Druze have had a presence in the region for a thousand years. The monotheistic Arab sect was influenced by Islam, Christianity, Judaism, Greek philosophy, Eastern mysticism and Hinduism and their prophets include Jesus, Mohammed and Moses. Early followers were in such fear of persecution that they lived among the big three religions while keeping their practices private and began to identify themselves in public about 1,000 years ago. Eighty per cent of the community do not have access to holy writings and do not attend religious meetings. The 20 per cent with access to the texts are considered holy elders and control religious and communal life. The close-knit community do not permit intermarriage and refuses converts. The total number of Druze is estimated between 800,000 and one million, around 80 per cent of whom live in Lebanon and Syria and 10 per cent in Israel, with a small number in Jordan. In Israel, the community are mostly located in towns near the northern border, where they have been in Hezbollah’s firing line.
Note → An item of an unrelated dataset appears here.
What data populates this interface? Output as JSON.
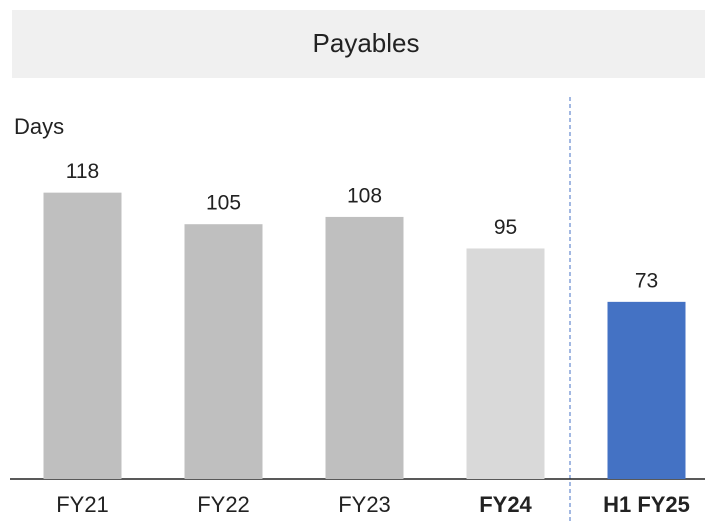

More than 20,000 Druze live in the Golan Heights. Under President Trump in 2019 the US recognised Israeli sovereignty over the land, but much of the international community defines the region as occupied, as do many Druze.
Israeli Druze are fiercely patriotic, but Druze in the Golan have a complicated identity, with most identifying as Syrian. They were offered Israeli citizenship after annexation, but many rejected it and were given residency cards. None of those killed on Saturday was Israeli.
The Druze “are loyal to wherever they have been”, Safady explained. “So when they lived in Syria, they were loyal to Syria, not to Assad, but to the country.”
The community fear that one day the Golan Heights could return to Syria and, if they accept Israeli citizenship, “Assad will blame them as traitors if they were Israeli”.